Prince Andrew D P, Oslin Kimberly, Smith Josh D, Hershey Emma, Chionis Lisa, Allevato Michael, Chinn Steven B, Prince Mark E P
Department of Otolaryngology-Head and Neck Surgery, University of Michigan Health System, Ann Arbor, Michigan, USA.
Otolaryngol Head Neck Surg. 2025 Mar;172(3):905-912. doi: 10.1002/ohn.1061. Epub 2024 Nov 16.
We evaluate the safety of outpatient parotidectomy. We evaluate factors that lead to planned admission and compare costs. We evaluate trends toward outpatient, and the outcomes of switching admission status, total versus superficial approach, and ambulatory versus hospital site.
Retrospective cohort study.
Single tertiary academic center.
Retrospective review of patients who underwent parotidectomy for benign tumors from 2018 to 2023.
Of 370 parotidectomies performed, there were a planned 162 admissions and 208 outpatient procedures. A travel time > 60 minutes (odds ratio [OR] = 0.487, confidence interval [CI]: 0.296-0.803, P = .005) and total parotidectomy (OR = 0.448, CI: 0.226-0.89, P = .022) decreased the odds of a planned outpatient procedure. In a multivariable model, longer operative time increased the odds of switching to inpatient (n = 29, OR = 1.02, CI: 1.007-1.033, P = .002) and drain placement decreased the odds of switching to outpatient (n = 15, OR = 0.035, CI: 0.004-0.298, P = .002). There was no significant difference in surgical complications, phone calls, clinic visits, readmission rates, or recurrence between outpatient and inpatient. This remained true when comparing surgical facility and superficial versus total parotidectomy. After COVID was declared an emergency, there was a trend toward outpatient parotidectomy (72.7% vs 48.9%, P < .001), but no change in complication rates. At our institution, outpatient parotidectomy saved $3838 compared to overnight admission.
This study supports that outpatient parotidectomy is safe. This remained true for patients switching admission status, undergoing superficial or total parotidectomy, and having their operation at an ambulatory site. We demonstrate that institutions can safely increase outpatient parotidectomy rates and outpatient parotidectomy is cost effective.
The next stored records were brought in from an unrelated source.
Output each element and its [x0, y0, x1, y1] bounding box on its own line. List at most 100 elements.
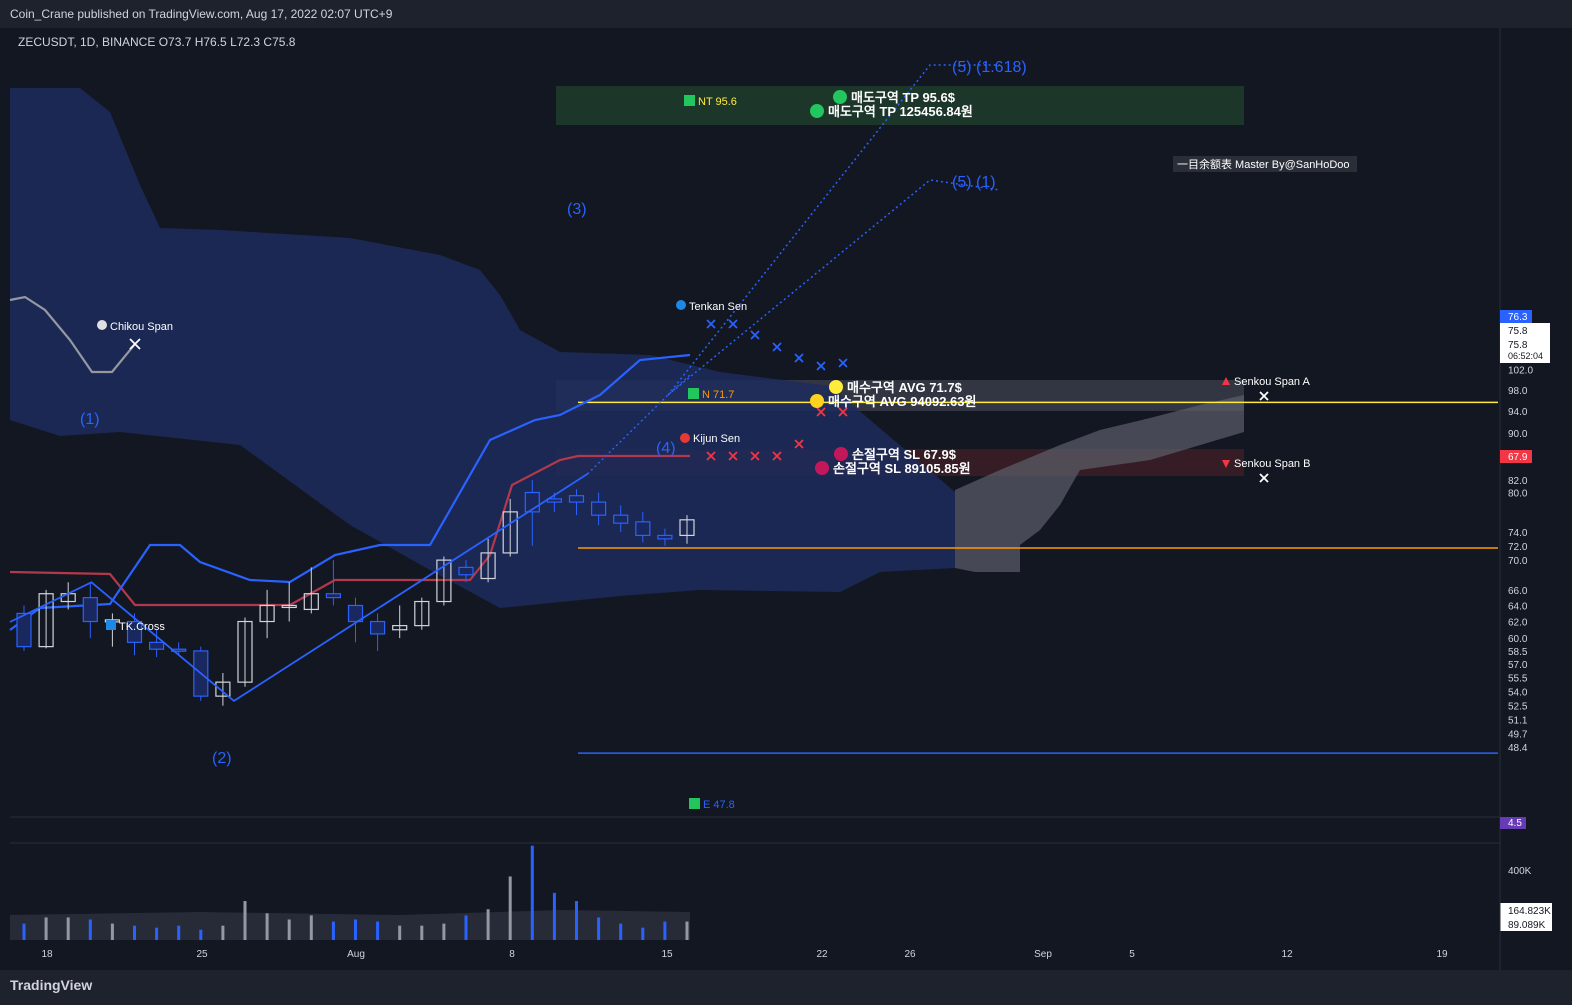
- time-tick: 19: [1436, 949, 1448, 960]
- price-tick: 60.0: [1508, 634, 1528, 645]
- time-tick: 15: [661, 949, 673, 960]
- osc-tag: [1500, 817, 1526, 829]
- price-tick: 80.0: [1508, 489, 1528, 500]
- wave-label-2: (2): [212, 750, 232, 767]
- time-tick: 5: [1129, 949, 1135, 960]
- volume-bar: [619, 923, 623, 940]
- price-tick: 90.0: [1508, 429, 1528, 440]
- e-check: [689, 798, 700, 809]
- time-tick: Sep: [1034, 949, 1052, 960]
- time-tick: 25: [196, 949, 208, 960]
- kijun-future-marker: [750, 451, 760, 461]
- volume-tick: 400K: [1508, 866, 1532, 877]
- senkou-b-label: Senkou Span B: [1234, 458, 1310, 470]
- kijun-future-marker: [706, 451, 716, 461]
- price-tick: 94.0: [1508, 407, 1528, 418]
- footer: TradingView: [0, 970, 1572, 1005]
- avg-dot: [810, 394, 824, 408]
- wave-layer: (1) (2) (3) (4) (5) (1.618) (5) (1): [9, 59, 1027, 767]
- annotations-layer: ZECUSDT, 1D, BINANCE O73.7 H76.5 L72.3 C…: [18, 35, 1357, 811]
- volume-bar: [464, 915, 468, 940]
- countdown-price-label: 75.8: [1508, 340, 1528, 351]
- candle-body: [215, 681, 231, 697]
- chikou-marker: [129, 338, 141, 350]
- price-tick: 54.0: [1508, 687, 1528, 698]
- volume-bar: [486, 909, 490, 940]
- price-tick: 55.5: [1508, 674, 1528, 685]
- price-tick: 98.0: [1508, 386, 1528, 397]
- time-tick: 12: [1281, 949, 1293, 960]
- price-tick: 70.0: [1508, 556, 1528, 567]
- candle-body: [613, 514, 629, 524]
- time-tick: 26: [904, 949, 916, 960]
- tp-dot: [810, 104, 824, 118]
- indicator-lines-layer: [9, 295, 1498, 754]
- volume-bar: [265, 913, 269, 940]
- wave-label-5-1618: (5) (1.618): [952, 59, 1027, 76]
- volume-bar: [22, 923, 26, 940]
- kijun-dot: [680, 433, 690, 443]
- time-tick: 8: [509, 949, 515, 960]
- tenkan-label: Tenkan Sen: [689, 301, 747, 313]
- volume-bar: [221, 925, 225, 940]
- volume-bar: [133, 925, 136, 940]
- wave5-1-projection: [667, 179, 1001, 396]
- price-tick: 58.5: [1508, 647, 1528, 658]
- candles-layer: [16, 480, 695, 706]
- candle-body: [347, 604, 364, 623]
- volume-bar: [155, 927, 159, 940]
- close-price-label: 75.8: [1508, 326, 1528, 337]
- volume-bar: [597, 917, 601, 940]
- master-label: 一目余额表 Master By@SanHoDoo: [1177, 157, 1350, 171]
- nt-check: [684, 95, 695, 106]
- tenkan-future-marker: [728, 319, 738, 329]
- candle-body: [436, 559, 452, 603]
- senkou-b-marker: [1259, 473, 1269, 483]
- candle-body: [281, 604, 297, 609]
- time-tick: Aug: [347, 949, 365, 960]
- candle-body: [82, 597, 98, 623]
- volume-bar: [663, 921, 667, 940]
- price-tick: 57.0: [1508, 660, 1528, 671]
- time-tick: 22: [816, 949, 828, 960]
- price-tick: 64.0: [1508, 601, 1528, 612]
- publish-info: Coin_Crane published on TradingView.com,…: [10, 7, 393, 21]
- tradingview-logo[interactable]: TradingView: [10, 977, 93, 993]
- kijun-future-marker: [772, 451, 782, 461]
- axis-layer: 102.098.094.090.086.082.080.074.072.070.…: [10, 28, 1550, 970]
- nt-label: NT 95.6: [698, 96, 737, 108]
- kumo-cloud: [10, 88, 955, 608]
- tp-dot: [833, 90, 847, 104]
- volume-bar: [552, 892, 556, 940]
- tp-usd-label: 매도구역 TP 95.6$: [851, 90, 956, 105]
- price-tick: 48.4: [1508, 743, 1528, 754]
- sl-price-tag: [1500, 450, 1532, 463]
- volume-bar: [287, 919, 291, 940]
- volume-bar: [442, 923, 446, 940]
- current-price-label: 76.3: [1508, 312, 1528, 323]
- candle-body: [325, 593, 341, 599]
- volume-bar: [44, 917, 48, 940]
- candle-body: [590, 501, 607, 516]
- wave-label-1: (1): [80, 411, 100, 428]
- kijun-line: [9, 454, 690, 607]
- candle-body: [16, 612, 32, 648]
- candle-body: [679, 519, 695, 537]
- tenkan-future-marker: [772, 342, 782, 352]
- countdown-label: 06:52:04: [1508, 351, 1543, 361]
- volume-bar: [177, 925, 181, 940]
- tenkan-future-marker: [794, 353, 804, 363]
- master-badge: [1173, 156, 1357, 172]
- volume-bar: [331, 921, 335, 940]
- candle-body: [38, 593, 54, 648]
- sl-price-label: 67.9: [1508, 452, 1528, 463]
- osc-label: 4.5: [1508, 818, 1522, 829]
- candle-body: [657, 534, 673, 540]
- candle-body: [635, 521, 651, 537]
- price-tick: 72.0: [1508, 542, 1528, 553]
- candle-body: [237, 620, 253, 683]
- candle-body: [414, 600, 430, 627]
- candle-body: [568, 495, 585, 503]
- sl-dot: [815, 461, 829, 475]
我们评估门诊腮腺切除术的安全性。我们评估导致计划内住院的因素并比较成本。我们评估门诊手术的趋势,以及改变住院状态、全腮腺切除术与浅叶腮腺切除术、门诊手术与医院手术地点的结果。
回顾性队列研究。
单一的三级学术中心。
回顾性分析2018年至2023年因良性肿瘤接受腮腺切除术的患者。
在370例腮腺切除术中,计划内住院162例,门诊手术208例。出行时间>60分钟(比值比[OR]=0.487,置信区间[CI]:0.296-0.803,P=0.005)和全腮腺切除术(OR=0.448,CI:0.226-0.89,P=0.022)降低了计划门诊手术的几率。在多变量模型中,手术时间延长增加了转为住院治疗的几率(n=29,OR=1.02,CI:1.007-1.033,P=0.002),而放置引流管降低了转为门诊治疗的几率(n=15,OR=0.035,CI:0.004-0.298,P=0.002)。门诊和住院患者在手术并发症、电话随访、门诊就诊、再入院率或复发率方面没有显著差异。比较手术机构以及浅叶腮腺切除术与全腮腺切除术时也是如此。在宣布新冠疫情为紧急情况后,有门诊腮腺切除术的趋势(72.7%对48.9%,P<0.001),但并发症发生率没有变化。在我们机构,门诊腮腺切除术比过夜住院节省3838美元。
本研究支持门诊腮腺切除术是安全的。对于改变住院状态、接受浅叶或全腮腺切除术以及在门诊手术的患者也是如此。我们证明,医疗机构可以安全地提高门诊腮腺切除术的比例,并且门诊腮腺切除术具有成本效益。